Clarifications requested from audience. Speaker agrees: decoherence does not select a given quantum states, so it does not coincide with the measurement process. It only gives a physical mechanism for understanding the suppression of interference. In particular, it explains why we do not observe superpositions and interference of macroscopic objects. More discussion with the audience about this point.

Set aside, for present purposes, in particular for studying physical problems, the issue of interpretation. The focus here is on the specific physical process corresponding to measurement, and the way it suppresses superposition of quantum states.

General definition of decoherence, as due to entanglement between system and environment, leading to the appearance of classical or quasi-classical description of the same system. Not an interpretation of quantum mechanics, even though it plays an important role in several interpretations of quantum mechanics. It is a physical process.

Stressing the importance of decoherence in quantum mechanics in general, and of the interest in studying it in the context of quantum gravity.

The Role of Decoherence in Quantum Loop Dynamics

CW stresses that locality of spin network structures and captured by connectivity of these networks is very different from locality of relativistic STs.  Something very distinct is going on here…

CONCLUSION: classical space and time seem to disappear in canonical q grav, and they might re-emerge from fundamental non-ST structure. 

Worry here is that states in superpositions generally don’t have connectivity [and perhaps have different cardinality].  Not obvious what the dimensionality of these fundamental structures must be, then.

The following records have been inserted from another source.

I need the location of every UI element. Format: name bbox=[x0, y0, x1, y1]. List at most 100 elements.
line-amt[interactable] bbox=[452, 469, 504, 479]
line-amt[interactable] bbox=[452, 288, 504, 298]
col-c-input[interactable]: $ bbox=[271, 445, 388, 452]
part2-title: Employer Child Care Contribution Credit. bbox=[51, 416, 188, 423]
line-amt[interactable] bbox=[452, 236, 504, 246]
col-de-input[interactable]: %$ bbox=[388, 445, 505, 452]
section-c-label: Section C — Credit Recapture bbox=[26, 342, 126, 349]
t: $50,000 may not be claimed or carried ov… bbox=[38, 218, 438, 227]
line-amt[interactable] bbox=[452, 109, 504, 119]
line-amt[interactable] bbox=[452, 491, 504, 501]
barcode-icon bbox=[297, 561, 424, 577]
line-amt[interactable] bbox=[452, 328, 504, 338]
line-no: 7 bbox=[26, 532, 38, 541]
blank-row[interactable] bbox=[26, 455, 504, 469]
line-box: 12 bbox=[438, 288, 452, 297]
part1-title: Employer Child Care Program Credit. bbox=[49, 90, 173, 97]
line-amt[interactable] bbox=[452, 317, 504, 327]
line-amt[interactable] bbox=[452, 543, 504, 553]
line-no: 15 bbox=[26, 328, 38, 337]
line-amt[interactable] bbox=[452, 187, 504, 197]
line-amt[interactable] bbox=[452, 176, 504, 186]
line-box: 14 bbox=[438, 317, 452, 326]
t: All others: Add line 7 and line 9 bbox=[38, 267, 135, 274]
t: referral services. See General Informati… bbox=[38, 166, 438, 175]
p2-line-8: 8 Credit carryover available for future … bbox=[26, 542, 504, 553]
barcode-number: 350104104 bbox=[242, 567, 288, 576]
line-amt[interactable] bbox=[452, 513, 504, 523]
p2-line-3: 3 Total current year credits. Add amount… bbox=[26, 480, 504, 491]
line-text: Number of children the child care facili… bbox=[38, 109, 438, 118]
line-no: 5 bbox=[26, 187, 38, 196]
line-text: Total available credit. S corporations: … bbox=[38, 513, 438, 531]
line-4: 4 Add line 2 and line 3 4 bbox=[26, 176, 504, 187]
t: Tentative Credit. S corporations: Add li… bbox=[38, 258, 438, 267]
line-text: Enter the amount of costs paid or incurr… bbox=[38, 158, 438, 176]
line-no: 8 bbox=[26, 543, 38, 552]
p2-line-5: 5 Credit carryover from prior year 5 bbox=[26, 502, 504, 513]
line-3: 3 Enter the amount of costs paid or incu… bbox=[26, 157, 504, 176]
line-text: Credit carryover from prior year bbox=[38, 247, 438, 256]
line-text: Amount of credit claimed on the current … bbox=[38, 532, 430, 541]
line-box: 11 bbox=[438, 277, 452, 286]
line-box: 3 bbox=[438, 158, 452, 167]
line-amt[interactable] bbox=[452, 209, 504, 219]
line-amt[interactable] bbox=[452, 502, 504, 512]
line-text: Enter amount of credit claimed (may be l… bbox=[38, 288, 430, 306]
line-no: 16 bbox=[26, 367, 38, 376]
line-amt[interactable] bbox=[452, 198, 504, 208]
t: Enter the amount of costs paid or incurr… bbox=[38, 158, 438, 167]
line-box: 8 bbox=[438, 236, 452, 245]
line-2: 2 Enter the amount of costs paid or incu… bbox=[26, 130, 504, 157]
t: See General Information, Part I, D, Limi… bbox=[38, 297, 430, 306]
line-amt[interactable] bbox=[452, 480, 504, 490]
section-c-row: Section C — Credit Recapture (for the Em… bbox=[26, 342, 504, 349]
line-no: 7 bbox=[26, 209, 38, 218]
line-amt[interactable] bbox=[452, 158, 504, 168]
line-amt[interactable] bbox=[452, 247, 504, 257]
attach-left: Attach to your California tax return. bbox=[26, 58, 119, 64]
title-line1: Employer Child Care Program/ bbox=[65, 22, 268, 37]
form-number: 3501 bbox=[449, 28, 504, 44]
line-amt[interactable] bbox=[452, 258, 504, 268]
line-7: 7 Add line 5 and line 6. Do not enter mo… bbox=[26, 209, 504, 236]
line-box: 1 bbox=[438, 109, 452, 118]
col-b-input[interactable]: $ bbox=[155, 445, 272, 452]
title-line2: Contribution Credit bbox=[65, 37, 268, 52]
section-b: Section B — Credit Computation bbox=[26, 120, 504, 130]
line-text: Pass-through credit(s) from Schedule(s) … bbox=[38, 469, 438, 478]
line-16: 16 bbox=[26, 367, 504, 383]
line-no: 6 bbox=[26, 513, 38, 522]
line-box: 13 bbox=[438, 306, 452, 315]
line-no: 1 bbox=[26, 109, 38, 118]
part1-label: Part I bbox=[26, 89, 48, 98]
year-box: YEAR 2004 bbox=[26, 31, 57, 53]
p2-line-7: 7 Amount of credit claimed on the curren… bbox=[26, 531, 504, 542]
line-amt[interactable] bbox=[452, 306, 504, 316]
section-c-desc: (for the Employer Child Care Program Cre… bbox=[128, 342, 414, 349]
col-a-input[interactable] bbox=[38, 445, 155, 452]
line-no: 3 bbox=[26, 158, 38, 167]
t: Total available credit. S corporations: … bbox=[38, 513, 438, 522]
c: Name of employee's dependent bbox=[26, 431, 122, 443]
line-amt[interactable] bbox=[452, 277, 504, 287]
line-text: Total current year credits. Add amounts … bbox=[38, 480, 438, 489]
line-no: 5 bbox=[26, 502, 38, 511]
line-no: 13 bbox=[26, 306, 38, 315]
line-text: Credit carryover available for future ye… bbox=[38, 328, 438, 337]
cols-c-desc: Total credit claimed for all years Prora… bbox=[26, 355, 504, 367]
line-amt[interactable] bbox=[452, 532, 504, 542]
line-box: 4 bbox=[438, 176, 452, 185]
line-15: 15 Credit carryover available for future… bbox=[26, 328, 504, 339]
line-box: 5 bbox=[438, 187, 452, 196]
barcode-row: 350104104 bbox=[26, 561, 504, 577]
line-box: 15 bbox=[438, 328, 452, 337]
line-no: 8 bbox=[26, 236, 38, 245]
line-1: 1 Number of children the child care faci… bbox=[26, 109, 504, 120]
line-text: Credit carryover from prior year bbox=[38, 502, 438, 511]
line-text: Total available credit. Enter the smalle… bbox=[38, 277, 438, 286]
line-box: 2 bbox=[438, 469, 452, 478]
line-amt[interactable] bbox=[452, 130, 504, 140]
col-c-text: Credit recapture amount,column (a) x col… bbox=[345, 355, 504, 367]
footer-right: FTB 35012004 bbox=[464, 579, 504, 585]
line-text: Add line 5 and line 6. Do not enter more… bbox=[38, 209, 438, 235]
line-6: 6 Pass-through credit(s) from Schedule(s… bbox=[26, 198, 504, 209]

Another issue involves locality structure arising from emergent ST described via LQG approach.  I.e., how local or topological structures like relativistic STs emerge from spin networks.  This will be key for q cosmological investigations…

Moving on to the problem of ST in LQG: Hamiltonian formulation of GR in an attempt to apply canonical quantization; belief is that resultant Hilbert basis is spin network basis, and these spin networks provide the fundamental 3-d spatial structure [and these networks can be considered eigenstates of geometrically-interpreted operators]

Thus: space comes out as superposition of spin network eigenstates — i.e., no well-defined geometric properties

Nota bene: the sort of indeterm at issue here has to do specifically with the indeterm arising from requirement of diffeomorphism invariance

Question: when you have vel-dep coord transformations, you should work with a phasespace across time.  This would not be implement-able in a reduced phasespace of the sort proposed by Maudlin.  CW responds: neither Maudlin nor I claim this will lead to solution to the problem, but may alter the way we view it..